Hannah pointed the gun at the center of Reacher’s chest and said, “Stay there. Stand still.”
* * *
—
A repeat customer. The Holy Grail of any business. Not someone to be questioned or doubted or turned away.
Lev Emerson was counting on the guys he was after to be running their organization like a business. Albeit not a regular one. He didn’t know its name. It didn’t advertise. It didn’t have a logo, as far as he was aware. No website. No bank details for online payments. No app. No social media presence. Just a front man. And a ship. The last, floating resort of the desperate. The place people had to go when they couldn’t get what they needed anywhere else.
Emerson had paid the front man in cash the last time he had gotten involved. The only time. To get his son, Kyle, onto the ship. Kyle had certainly been desperate. But he hadn’t got what he needed. He got something that killed him, instead.
Emerson had paid a lot of cash, the last time. It was a mistake he wouldn’t make again. Any kind of further involvement with these guys would be a mistake. But if the front man took the bait, he would be the one making the error. That was for damn sure. Him. The people he worked for. And, most important, the people who supplied them. The ultimate source of the poison that had killed Kyle. Because Emerson didn’t want to just cut off a limb. He wanted to slay the whole beast. To incinerate every cell in its body.
If the front man took the bait.
Emerson took a breath and hit Send. His laptop made a whoosh sound. His message disappeared from its screen. He pictured it as a stream of ones and zeros, bouncing around the internet. Pinging from one untraceable server to another, all around the world. Maybe reaching its destination. Maybe not. Maybe being read. Maybe not. Maybe convincing the front man. Appealing to his greed. Bypassing any hint of suspicion about why such a recent customer should be getting back in the market.
Or maybe not.
* * *
—
Jack Reacher had lost count of the number of people who had pointed guns at him over the years. Often the person with their finger on the trigger was angry. Sometimes they were scared. Or determined. Or elated. Or relieved. Occasionally they were calm and professional. But Hannah Hampton had an expression on her face that Reacher had never seen in that kind of situation before. She looked embarrassed.
She said, “I’m sorry. Ninety-nine percent of me thinks I’m wrong. That I’m crazy. But I have to know for sure.”
Reacher said, “Know what?”
“Why you showed up at Sam’s door.”
“I told you why.”
“You told me a story. How do I know it’s true?”
“You talked to Detective Harewood. He confirmed it.”
Hannah shook her head. “He confirmed what you were doing. Looking into Angela’s murder. Not why.”
“I’m helping him out.”
“Why?”
“Angela was murdered. So was Sam. Someone should do something about that.”

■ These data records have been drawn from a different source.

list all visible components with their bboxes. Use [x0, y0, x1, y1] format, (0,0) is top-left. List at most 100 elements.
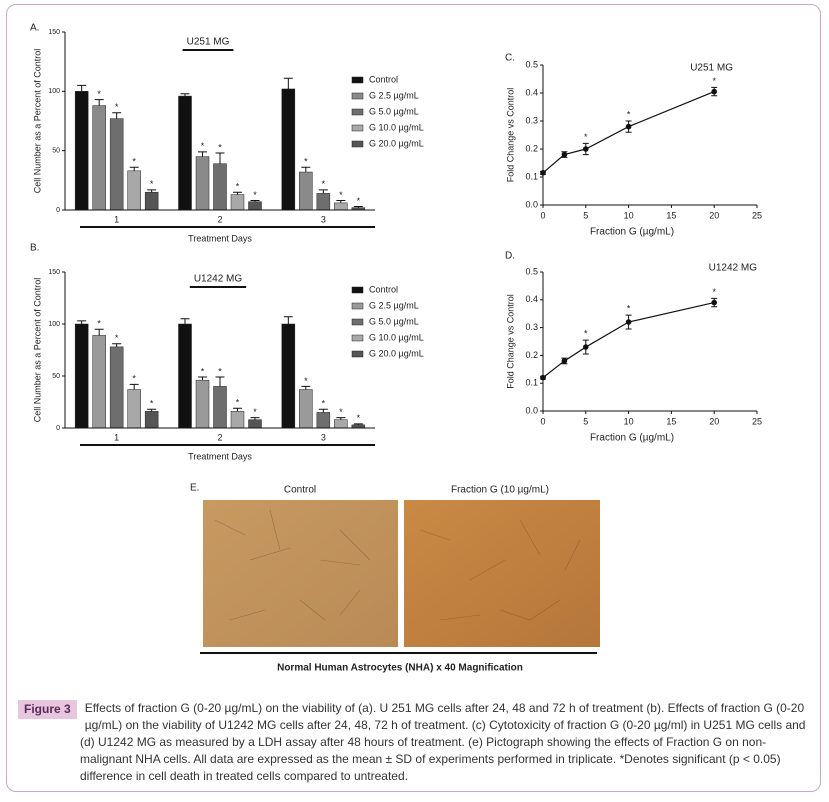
- error-bar: [129, 166, 139, 171]
- error-bar: [233, 407, 242, 412]
- figure: E. Control Fraction G (10 µg/mL) Normal …: [30, 23, 762, 674]
- image-caption: Normal Human Astrocytes (NHA) x 40 Magni…: [277, 663, 523, 674]
- x-axis-label: Fraction G (µg/mL): [590, 433, 674, 444]
- chart-title: U251 MG: [690, 63, 733, 74]
- x-tick-label: 25: [752, 416, 762, 426]
- error-bar: [147, 189, 157, 193]
- x-tick-label: 15: [666, 210, 676, 220]
- y-tick-label: 0.2: [525, 143, 538, 153]
- bar: [195, 156, 210, 211]
- bar: [213, 386, 227, 429]
- error-bar: [77, 84, 87, 92]
- error-bar: [112, 112, 122, 119]
- error-bar: [318, 189, 328, 194]
- significance-marker: *: [339, 407, 343, 417]
- error-bar: [233, 191, 242, 195]
- caption: Figure 3 Effects of fraction G (0-20 µg/…: [18, 700, 818, 785]
- y-tick-label: 0.3: [525, 115, 538, 125]
- chart-title: U1242 MG: [709, 263, 758, 274]
- figure-label: Figure 3: [18, 700, 77, 719]
- legend-swatch: [351, 140, 364, 148]
- data-point: [540, 374, 546, 381]
- x-tick-label: 2: [217, 432, 222, 442]
- legend-swatch: [351, 286, 364, 294]
- image-title: Fraction G (10 µg/mL): [451, 485, 549, 496]
- y-tick-label: 100: [48, 88, 60, 95]
- significance-marker: *: [115, 102, 119, 112]
- bar: [109, 346, 124, 429]
- y-axis-label: Fold Change vs Control: [505, 294, 515, 389]
- bar: [144, 411, 159, 429]
- bar: [334, 202, 348, 211]
- y-tick-label: 0: [56, 207, 60, 214]
- cell-texture: [214, 509, 581, 621]
- error-bar: [336, 417, 346, 420]
- error-bar: [180, 318, 190, 324]
- significance-marker: *: [150, 399, 154, 409]
- micrograph: [203, 500, 398, 647]
- significance-marker: *: [132, 374, 136, 384]
- x-tick-label: 5: [583, 416, 588, 426]
- legend-label: G 10.0 µg/mL: [369, 332, 424, 342]
- bar: [74, 323, 89, 429]
- panel-label: B.: [30, 243, 39, 254]
- significance-marker: *: [627, 303, 631, 313]
- significance-marker: *: [218, 142, 222, 152]
- error-bar: [198, 151, 207, 157]
- significance-marker: *: [627, 109, 631, 119]
- significance-marker: *: [218, 366, 222, 376]
- error-bar: [94, 99, 104, 106]
- error-bar: [301, 385, 311, 390]
- significance-marker: *: [150, 179, 154, 189]
- legend-swatch: [351, 350, 364, 358]
- y-tick-label: 100: [48, 321, 60, 328]
- x-tick-label: 15: [666, 416, 676, 426]
- x-axis-label: Treatment Days: [188, 233, 252, 243]
- bar: [334, 419, 348, 429]
- data-point: [583, 344, 589, 350]
- bar: [127, 170, 141, 211]
- error-bar: [129, 383, 139, 390]
- image-title: Control: [284, 485, 316, 496]
- x-axis-label: Fraction G (µg/mL): [590, 227, 674, 238]
- bar: [281, 88, 296, 211]
- error-bar: [353, 423, 363, 425]
- significance-marker: *: [304, 157, 308, 167]
- error-bar: [180, 93, 190, 97]
- bar: [316, 193, 331, 211]
- significance-marker: *: [584, 132, 588, 142]
- x-tick-label: 3: [321, 214, 326, 224]
- error-bar: [215, 152, 225, 164]
- bar: [195, 379, 210, 429]
- bar: [230, 194, 245, 211]
- y-tick-label: 50: [52, 373, 60, 380]
- data-point: [561, 151, 568, 158]
- x-tick-label: 1: [114, 432, 119, 442]
- legend-swatch: [351, 302, 364, 310]
- significance-marker: *: [712, 287, 716, 297]
- x-tick-label: 2: [217, 214, 222, 224]
- significance-marker: *: [253, 407, 257, 417]
- x-tick-label: 20: [709, 416, 719, 426]
- data-point: [583, 146, 589, 152]
- legend-label: G 5.0 µg/mL: [369, 106, 419, 116]
- data-point: [625, 319, 632, 325]
- significance-marker: *: [201, 366, 205, 376]
- significance-marker: *: [304, 376, 308, 386]
- y-tick-label: 0.4: [525, 294, 538, 304]
- x-tick-label: 10: [624, 210, 634, 220]
- legend-swatch: [351, 92, 364, 100]
- legend-label: G 2.5 µg/mL: [369, 90, 419, 100]
- significance-marker: *: [97, 89, 101, 99]
- legend-label: G 10.0 µg/mL: [369, 122, 424, 132]
- error-bar: [112, 343, 122, 347]
- x-tick-label: 3: [321, 432, 326, 442]
- significance-marker: *: [115, 333, 119, 343]
- chart-title: U1242 MG: [194, 274, 243, 285]
- y-tick-label: 150: [48, 29, 60, 36]
- y-tick-label: 0.0: [525, 405, 538, 415]
- error-bar: [353, 205, 363, 208]
- significance-marker: *: [201, 141, 205, 151]
- y-tick-label: 0: [56, 425, 60, 432]
- y-tick-label: 0.3: [525, 322, 538, 332]
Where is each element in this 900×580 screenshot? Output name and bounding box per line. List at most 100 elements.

“Yes. The detective should. It’s his job. And he has the whole police department to back him up. Why does he need your help?”
“He’s facing some…institutional obstacles.”
“Such as?”
“That doesn’t matter. The only thing that matters is whether you want Sam’s killer to go free. If you don’t, you need to put the gun down.”
“What if it’s not that simple?”
“It is that simple.”
Hannah paused, but she didn’t lower the gun. “Here’s my problem. There’s a little voice at the back of my head and it won’t shut up. It keeps saying, you were the only one who knew Angela was murdered. You were the only one who knew Sam didn’t have a heart attack. You were the only one who suggested Angela sent Sam some secret evidence. You were the only one who went looking for it.”
“That’s why Harewood needs my help.”
“Unless there’s another explanation.”
“There isn’t.”
“If you had found the evidence at Sam’s apartment, or in his mailbox, what would you have done?”